Pests and pesticides: Working outside exposes people to more disease-carrying pests like mosquitos and ticks, whose populations are expanding due to warmer and wetter climates. Also expanding are pests that harm crops and livestock, which the Environmental Protection Agency (EPA) notes cause some farmers to increase their use of pesticides, which in turn exposes their workers to those substances.
“It could also put family members in danger if workers bring pesticide residues into their homes, such as on their skin, tools, and clothing,” the EPA reports. “Sprayed pesticides can also drift into communities and homes close to farms, increasing residents’ risk.”
Efforts to cool down
Projects based at several universities aim to mitigate the impact of climate change on rural residents.
At the University of California (UC), Davis, staff from the Western Center for Agricultural Health and Safety (WCAHS ) routinely visit farms to talk with workers and employers about staying safe in the heat. The trainings — most of which are conducted in Spanish — cover the symptoms and health impacts of heat illness; how to provide sufficient shade, cool water, and breaks to workers in the fields; and the different impacts of water, energy drinks, coffee, and alcohol on the body during extreme heat.
The trainers avoid medical jargon, instead “using terminology they [the workers] can relate to,” says Kent Pinkerton, PhD, director of WCAHS and professor of pediatrics at the UC Davis School of Medicine. “We talk about the importance of maintaining your car. You also have to maintain your body. You wouldn’t want to run your car without oil.”
Other efforts have tested the impacts of providing protective clothing. In one of the studies that the School of Nursing at Emory University conducted in Florida, 78 agricultural workers wore some combination of a cooling bandana, and/or a cooling vest, or just their regular clothing. They also wore equipment to measure their core body temperatures and symptoms of heat-related illness.

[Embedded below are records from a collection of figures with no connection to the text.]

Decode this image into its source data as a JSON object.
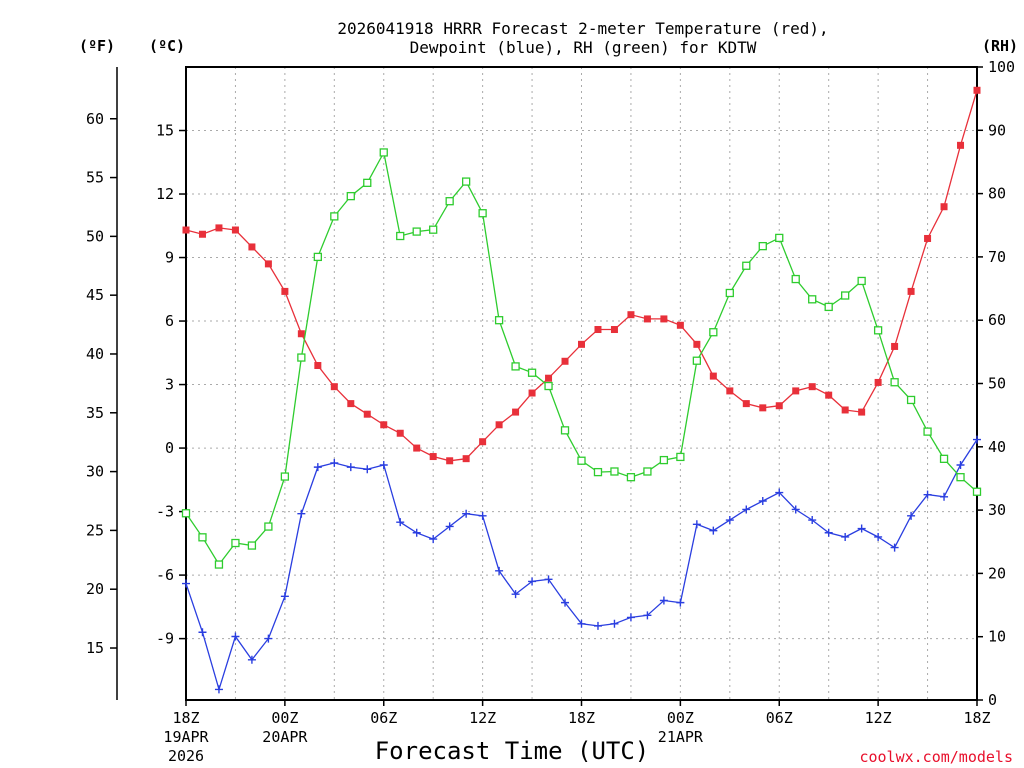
{
  "chart_data": {
    "type": "line",
    "title": "2026041918 HRRR Forecast 2-meter Temperature (red),",
    "subtitle": "Dewpoint (blue), RH (green) for KDTW",
    "xlabel": "Forecast Time (UTC)",
    "credit": "coolwx.com/models",
    "units": {
      "fahrenheit": "(ºF)",
      "celsius": "(ºC)",
      "rh": "(RH)"
    },
    "x_range": [
      0,
      48
    ],
    "x_ticks": [
      {
        "h": 0,
        "label": "18Z",
        "sub1": "19APR",
        "sub2": "2026"
      },
      {
        "h": 6,
        "label": "00Z",
        "sub1": "20APR",
        "sub2": ""
      },
      {
        "h": 12,
        "label": "06Z",
        "sub1": "",
        "sub2": ""
      },
      {
        "h": 18,
        "label": "12Z",
        "sub1": "",
        "sub2": ""
      },
      {
        "h": 24,
        "label": "18Z",
        "sub1": "",
        "sub2": ""
      },
      {
        "h": 30,
        "label": "00Z",
        "sub1": "21APR",
        "sub2": ""
      },
      {
        "h": 36,
        "label": "06Z",
        "sub1": "",
        "sub2": ""
      },
      {
        "h": 42,
        "label": "12Z",
        "sub1": "",
        "sub2": ""
      },
      {
        "h": 48,
        "label": "18Z",
        "sub1": "",
        "sub2": ""
      }
    ],
    "c_range": [
      -11.9,
      18
    ],
    "c_ticks": [
      15,
      12,
      9,
      6,
      3,
      0,
      -3,
      -6,
      -9
    ],
    "f_ticks": [
      60,
      55,
      50,
      45,
      40,
      35,
      30,
      25,
      20,
      15
    ],
    "rh_range": [
      0,
      100
    ],
    "rh_ticks": [
      100,
      90,
      80,
      70,
      60,
      50,
      40,
      30,
      20,
      10,
      0
    ],
    "series": [
      {
        "name": "2-meter Temperature (°C)",
        "color": "#e8303a",
        "marker": "filled-square",
        "axis": "celsius",
        "values": [
          10.3,
          10.1,
          10.4,
          10.3,
          9.5,
          8.7,
          7.4,
          5.4,
          3.9,
          2.9,
          2.1,
          1.6,
          1.1,
          0.7,
          0.0,
          -0.4,
          -0.6,
          -0.5,
          0.3,
          1.1,
          1.7,
          2.6,
          3.3,
          4.1,
          4.9,
          5.6,
          5.6,
          6.3,
          6.1,
          6.1,
          5.8,
          4.9,
          3.4,
          2.7,
          2.1,
          1.9,
          2.0,
          2.7,
          2.9,
          2.5,
          1.8,
          1.7,
          3.1,
          4.8,
          7.4,
          9.9,
          11.4,
          14.3,
          16.9
        ]
      },
      {
        "name": "Dewpoint (°C)",
        "color": "#2a3ee0",
        "marker": "plus",
        "axis": "celsius",
        "values": [
          -6.4,
          -8.7,
          -11.4,
          -8.9,
          -10.0,
          -9.0,
          -7.0,
          -3.1,
          -0.9,
          -0.7,
          -0.9,
          -1.0,
          -0.8,
          -3.5,
          -4.0,
          -4.3,
          -3.7,
          -3.1,
          -3.2,
          -5.8,
          -6.9,
          -6.3,
          -6.2,
          -7.3,
          -8.3,
          -8.4,
          -8.3,
          -8.0,
          -7.9,
          -7.2,
          -7.3,
          -3.6,
          -3.9,
          -3.4,
          -2.9,
          -2.5,
          -2.1,
          -2.9,
          -3.4,
          -4.0,
          -4.2,
          -3.8,
          -4.2,
          -4.7,
          -3.2,
          -2.2,
          -2.3,
          -0.8,
          0.4
        ]
      },
      {
        "name": "RH (%)",
        "color": "#2ecc2e",
        "marker": "open-square",
        "axis": "rh",
        "values": [
          29.5,
          25.7,
          21.4,
          24.8,
          24.4,
          27.4,
          35.3,
          54.1,
          70.0,
          76.4,
          79.6,
          81.7,
          86.5,
          73.3,
          74.0,
          74.3,
          78.8,
          81.9,
          76.9,
          60.0,
          52.7,
          51.7,
          49.6,
          42.6,
          37.8,
          36.0,
          36.1,
          35.2,
          36.1,
          37.9,
          38.4,
          53.6,
          58.1,
          64.3,
          68.6,
          71.7,
          73.0,
          66.5,
          63.3,
          62.1,
          63.9,
          66.2,
          58.4,
          50.2,
          47.4,
          42.4,
          38.1,
          35.2,
          32.9
        ]
      }
    ]
  }
}
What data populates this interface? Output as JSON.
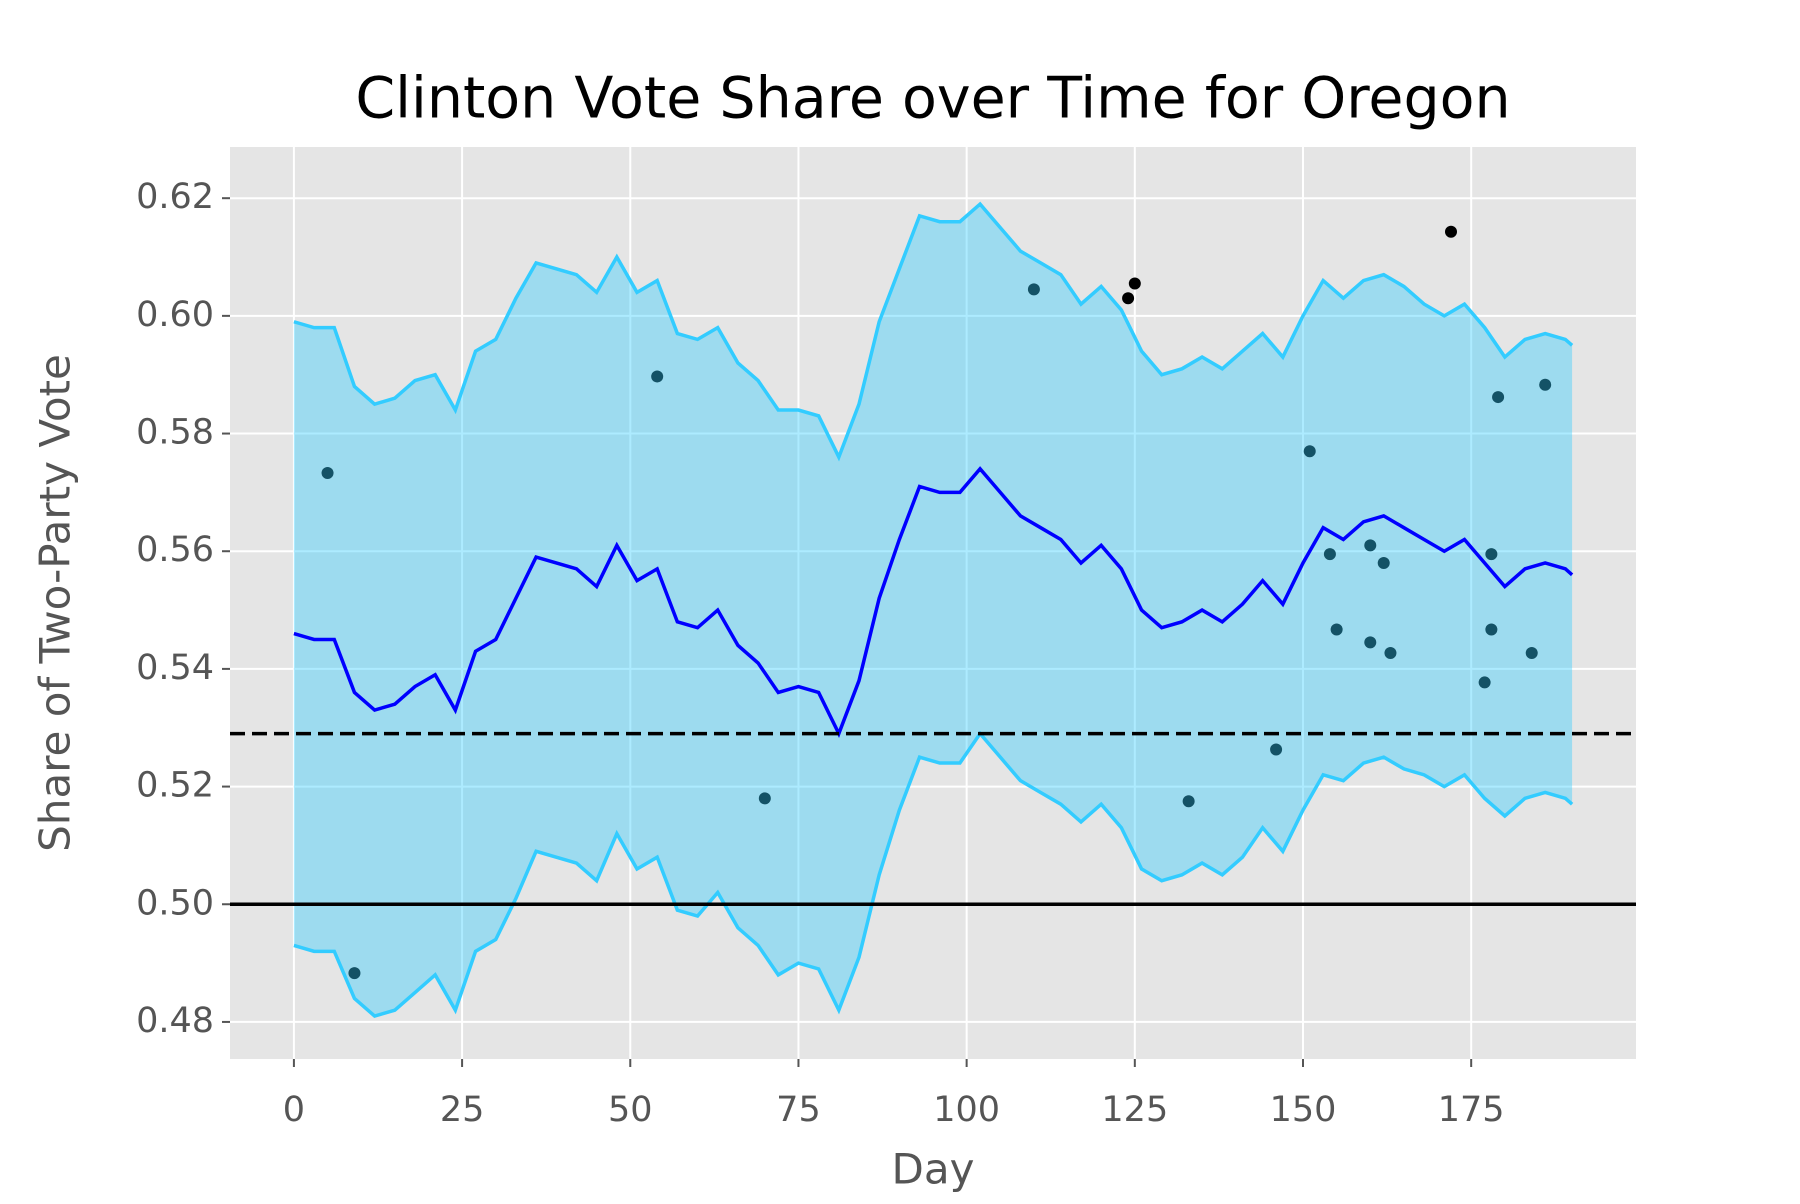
{
  "chart_data": {
    "type": "line-band",
    "title": "Clinton Vote Share over Time for Oregon",
    "x_label": "Day",
    "y_label": "Share of Two-Party Vote",
    "xlim": [
      -9.5,
      199.5
    ],
    "ylim": [
      0.4737,
      0.6287
    ],
    "xticks": [
      0,
      25,
      50,
      75,
      100,
      125,
      150,
      175
    ],
    "yticks": [
      0.48,
      {
        "value": 0.5,
        "label": "0.50"
      },
      0.52,
      0.54,
      0.56,
      0.58,
      {
        "value": 0.6,
        "label": "0.60"
      },
      0.62
    ],
    "grid": true,
    "x": [
      0,
      3,
      6,
      9,
      12,
      15,
      18,
      21,
      24,
      27,
      30,
      33,
      36,
      39,
      42,
      45,
      48,
      51,
      54,
      57,
      60,
      63,
      66,
      69,
      72,
      75,
      78,
      81,
      84,
      87,
      90,
      93,
      96,
      99,
      102,
      105,
      108,
      111,
      114,
      117,
      120,
      123,
      126,
      129,
      132,
      135,
      138,
      141,
      144,
      147,
      150,
      153,
      156,
      159,
      162,
      165,
      168,
      171,
      174,
      177,
      180,
      183,
      186,
      189,
      190
    ],
    "line": {
      "color": "#0000ff",
      "values": [
        0.546,
        0.545,
        0.545,
        0.536,
        0.533,
        0.534,
        0.537,
        0.539,
        0.533,
        0.543,
        0.545,
        0.552,
        0.559,
        0.558,
        0.557,
        0.554,
        0.561,
        0.555,
        0.557,
        0.548,
        0.547,
        0.55,
        0.544,
        0.541,
        0.536,
        0.537,
        0.536,
        0.529,
        0.538,
        0.552,
        0.562,
        0.571,
        0.57,
        0.57,
        0.574,
        0.57,
        0.566,
        0.564,
        0.562,
        0.558,
        0.561,
        0.557,
        0.55,
        0.547,
        0.548,
        0.55,
        0.548,
        0.551,
        0.555,
        0.551,
        0.558,
        0.564,
        0.562,
        0.565,
        0.566,
        0.564,
        0.562,
        0.56,
        0.562,
        0.558,
        0.554,
        0.557,
        0.558,
        0.557,
        0.556
      ]
    },
    "band": {
      "color": "#33ccff",
      "upper": [
        0.599,
        0.598,
        0.598,
        0.588,
        0.585,
        0.586,
        0.589,
        0.59,
        0.584,
        0.594,
        0.596,
        0.603,
        0.609,
        0.608,
        0.607,
        0.604,
        0.61,
        0.604,
        0.606,
        0.597,
        0.596,
        0.598,
        0.592,
        0.589,
        0.584,
        0.584,
        0.583,
        0.576,
        0.585,
        0.599,
        0.608,
        0.617,
        0.616,
        0.616,
        0.619,
        0.615,
        0.611,
        0.609,
        0.607,
        0.602,
        0.605,
        0.601,
        0.594,
        0.59,
        0.591,
        0.593,
        0.591,
        0.594,
        0.597,
        0.593,
        0.6,
        0.606,
        0.603,
        0.606,
        0.607,
        0.605,
        0.602,
        0.6,
        0.602,
        0.598,
        0.593,
        0.596,
        0.597,
        0.596,
        0.595
      ],
      "lower": [
        0.493,
        0.492,
        0.492,
        0.484,
        0.481,
        0.482,
        0.485,
        0.488,
        0.482,
        0.492,
        0.494,
        0.501,
        0.509,
        0.508,
        0.507,
        0.504,
        0.512,
        0.506,
        0.508,
        0.499,
        0.498,
        0.502,
        0.496,
        0.493,
        0.488,
        0.49,
        0.489,
        0.482,
        0.491,
        0.505,
        0.516,
        0.525,
        0.524,
        0.524,
        0.529,
        0.525,
        0.521,
        0.519,
        0.517,
        0.514,
        0.517,
        0.513,
        0.506,
        0.504,
        0.505,
        0.507,
        0.505,
        0.508,
        0.513,
        0.509,
        0.516,
        0.522,
        0.521,
        0.524,
        0.525,
        0.523,
        0.522,
        0.52,
        0.522,
        0.518,
        0.515,
        0.518,
        0.519,
        0.518,
        0.517
      ]
    },
    "points": {
      "color": "#000000",
      "x": [
        5,
        9,
        54,
        70,
        110,
        124,
        125,
        133,
        146,
        151,
        154,
        155,
        160,
        160,
        162,
        163,
        172,
        177,
        178,
        178,
        179,
        184,
        186
      ],
      "y": [
        0.5733,
        0.4883,
        0.5897,
        0.518,
        0.6045,
        0.603,
        0.6055,
        0.5175,
        0.5263,
        0.577,
        0.5595,
        0.5467,
        0.561,
        0.5445,
        0.558,
        0.5427,
        0.6143,
        0.5377,
        0.5595,
        0.5467,
        0.5862,
        0.5427,
        0.5883
      ]
    },
    "hlines": [
      {
        "value": 0.5,
        "style": "solid",
        "color": "#000000"
      },
      {
        "value": 0.529,
        "style": "dashed",
        "color": "#000000"
      }
    ]
  }
}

The result: Those who wore only the bandanas were the least likely to exceed the maximum core body temperature (38 degrees Celsius or about 101.4 degrees Fahrenheit) recommended by the National Institute for Occupational Safety and Health.

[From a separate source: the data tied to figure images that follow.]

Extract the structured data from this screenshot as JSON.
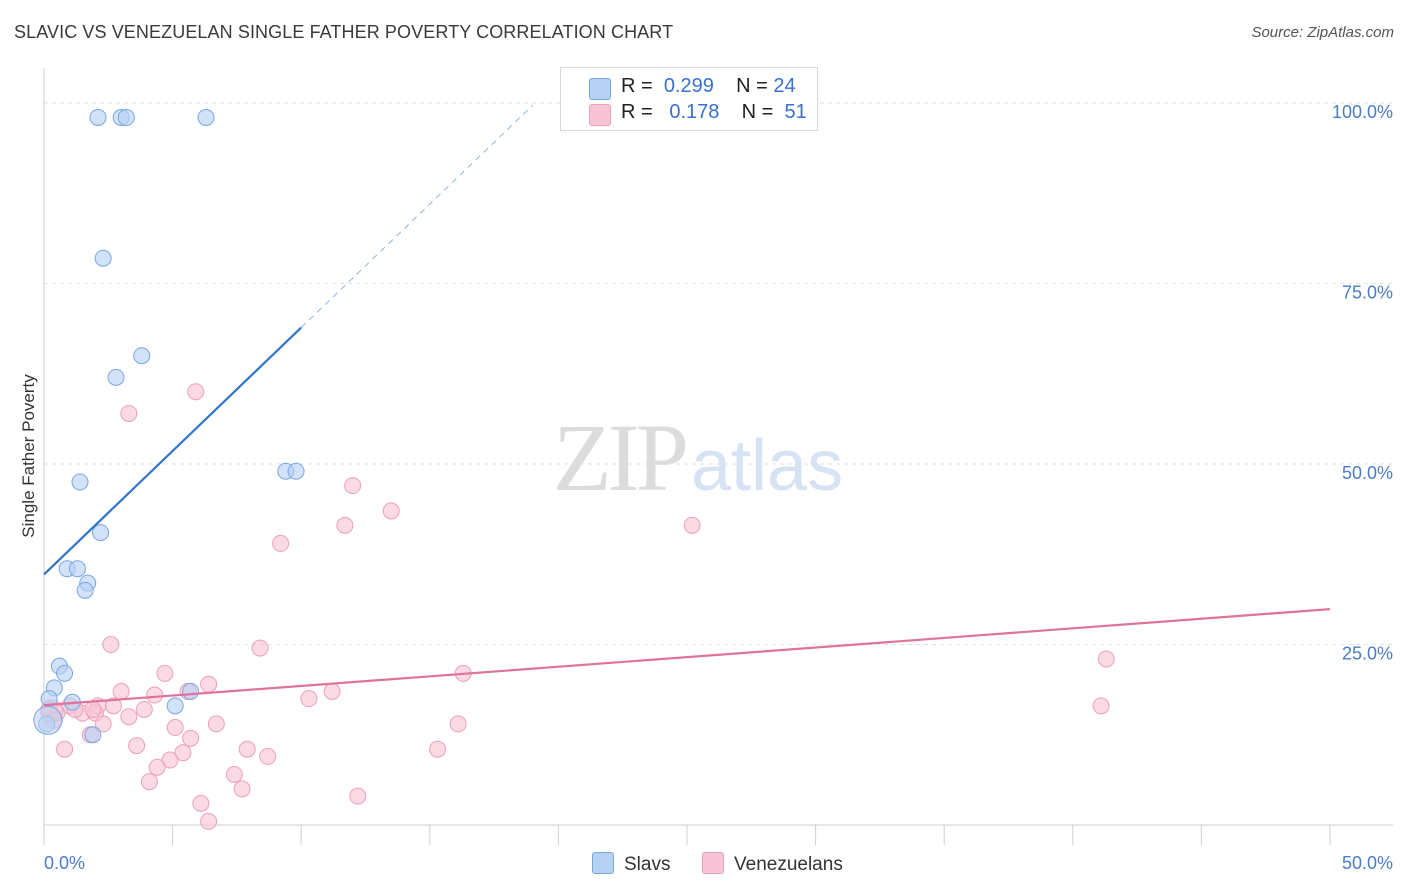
{
  "title": "SLAVIC VS VENEZUELAN SINGLE FATHER POVERTY CORRELATION CHART",
  "source": "Source: ZipAtlas.com",
  "watermark": {
    "zip": "ZIP",
    "atlas": "atlas"
  },
  "legend": {
    "r_label": "R =",
    "n_label": "N =",
    "rows": [
      {
        "r": "0.299",
        "n": "24"
      },
      {
        "r": "0.178",
        "n": "51"
      }
    ]
  },
  "chart_data": {
    "type": "scatter",
    "title": "SLAVIC VS VENEZUELAN SINGLE FATHER POVERTY CORRELATION CHART",
    "xlabel": "",
    "ylabel": "Single Father Poverty",
    "xlim": [
      0,
      50
    ],
    "ylim": [
      0,
      105
    ],
    "x_tick_labels": [
      "0.0%",
      "50.0%"
    ],
    "y_ticks": [
      25,
      50,
      75,
      100
    ],
    "y_tick_labels": [
      "25.0%",
      "50.0%",
      "75.0%",
      "100.0%"
    ],
    "grid": true,
    "colors": {
      "slavs_fill": "#b7d1f3",
      "slavs_stroke": "#7aa6df",
      "slavs_line": "#2f74c8",
      "venez_fill": "#f8c3d4",
      "venez_stroke": "#eba0bb",
      "venez_line": "#e0739d",
      "grid": "#e2e2e2",
      "tick_text": "#4a7cc9"
    },
    "series": [
      {
        "name": "Slavs",
        "r": 0.299,
        "n": 24,
        "trend": {
          "x0": 0,
          "y0": 34.7,
          "x1": 10,
          "y1": 68.9,
          "dash_to_x": 19
        },
        "points": [
          [
            2.1,
            98
          ],
          [
            3.0,
            98
          ],
          [
            3.2,
            98
          ],
          [
            6.3,
            98
          ],
          [
            2.3,
            78.5
          ],
          [
            3.8,
            65
          ],
          [
            2.8,
            62
          ],
          [
            1.4,
            47.5
          ],
          [
            9.4,
            49
          ],
          [
            9.8,
            49
          ],
          [
            2.2,
            40.5
          ],
          [
            0.9,
            35.5
          ],
          [
            1.3,
            35.5
          ],
          [
            1.7,
            33.5
          ],
          [
            1.6,
            32.5
          ],
          [
            0.6,
            22
          ],
          [
            0.8,
            21
          ],
          [
            0.4,
            19
          ],
          [
            0.2,
            17.5
          ],
          [
            1.1,
            17
          ],
          [
            5.1,
            16.5
          ],
          [
            5.7,
            18.5
          ],
          [
            1.9,
            12.5
          ],
          [
            0.1,
            14
          ]
        ]
      },
      {
        "name": "Venezuelans",
        "r": 0.178,
        "n": 51,
        "trend": {
          "x0": 0,
          "y0": 16.6,
          "x1": 50,
          "y1": 29.9
        },
        "points": [
          [
            5.9,
            60
          ],
          [
            3.3,
            57
          ],
          [
            12.0,
            47
          ],
          [
            13.5,
            43.5
          ],
          [
            11.7,
            41.5
          ],
          [
            25.2,
            41.5
          ],
          [
            9.2,
            39
          ],
          [
            2.6,
            25
          ],
          [
            8.4,
            24.5
          ],
          [
            41.3,
            23
          ],
          [
            4.7,
            21
          ],
          [
            16.3,
            21
          ],
          [
            6.4,
            19.5
          ],
          [
            3.0,
            18.5
          ],
          [
            4.3,
            18
          ],
          [
            5.6,
            18.5
          ],
          [
            11.2,
            18.5
          ],
          [
            10.3,
            17.5
          ],
          [
            2.1,
            16.5
          ],
          [
            2.7,
            16.5
          ],
          [
            3.9,
            16
          ],
          [
            1.0,
            16.5
          ],
          [
            1.5,
            15.5
          ],
          [
            2.0,
            15.5
          ],
          [
            1.2,
            16
          ],
          [
            3.3,
            15
          ],
          [
            2.3,
            14
          ],
          [
            6.7,
            14
          ],
          [
            0.5,
            15.5
          ],
          [
            0.2,
            16
          ],
          [
            16.1,
            14
          ],
          [
            5.1,
            13.5
          ],
          [
            41.1,
            16.5
          ],
          [
            1.8,
            12.5
          ],
          [
            5.7,
            12
          ],
          [
            0.8,
            10.5
          ],
          [
            3.6,
            11
          ],
          [
            7.9,
            10.5
          ],
          [
            15.3,
            10.5
          ],
          [
            5.4,
            10
          ],
          [
            8.7,
            9.5
          ],
          [
            4.9,
            9
          ],
          [
            4.4,
            8
          ],
          [
            7.4,
            7
          ],
          [
            4.1,
            6
          ],
          [
            7.7,
            5
          ],
          [
            12.2,
            4
          ],
          [
            6.1,
            3
          ],
          [
            6.4,
            0.5
          ],
          [
            0.4,
            14.5
          ],
          [
            1.9,
            16
          ]
        ]
      }
    ]
  }
}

Yet climate change education and protection efforts are nascent in rural America. In recent years, four states — California, Oregon, Washington, and Colorado — have enacted regulations requiring employers to take specified steps to protect outdoor workers as temperatures climb. Under Oregon regulations that took effect last year, when temperatures reach 80 degrees, employers must provide outdoor workers with an area of shade and enough cool water to drink 32 ounces per hour. Washington’s regulations make similar requirements and add more when temperatures reach 90 degrees, including a 10-minute rest period every two hours and “close observation to help identify employees showing signs of heat-related illness.”

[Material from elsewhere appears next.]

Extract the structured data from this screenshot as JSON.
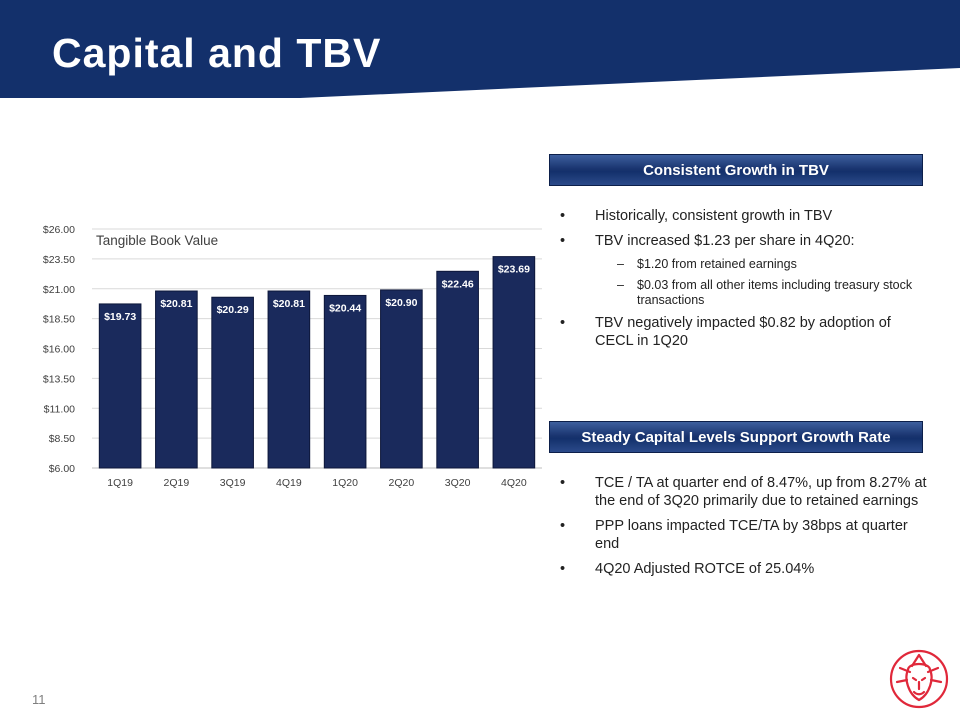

But training, laws, and gear are not enough to protect people from extreme weather if the advice gets tucked below other priorities. A study conducted by WCAHS several years ago found that farm workers “mostly know they should be drinking more water and resting frequently in hot weather, but they are not following through.” The main reason: “Workers are very aware their employer wants to have workers who can maximize productivity, no matter how hot the weather.”
In Wisconsin, Charles knows it will take work to elevate the priority of climate change in rural areas. He has become a public advocate, doing media interviews and giving talks about the health impacts of extreme weather and how industries and governments can reduce carbon emissions.
“It’s important for physicians to engage publicly” about climate change, says Charles, who serves on the board of an advocacy group, Healthy Climate Wisconsin. “We can make a huge impact. Physicians are trusted. We’re trusted primarily because we care.”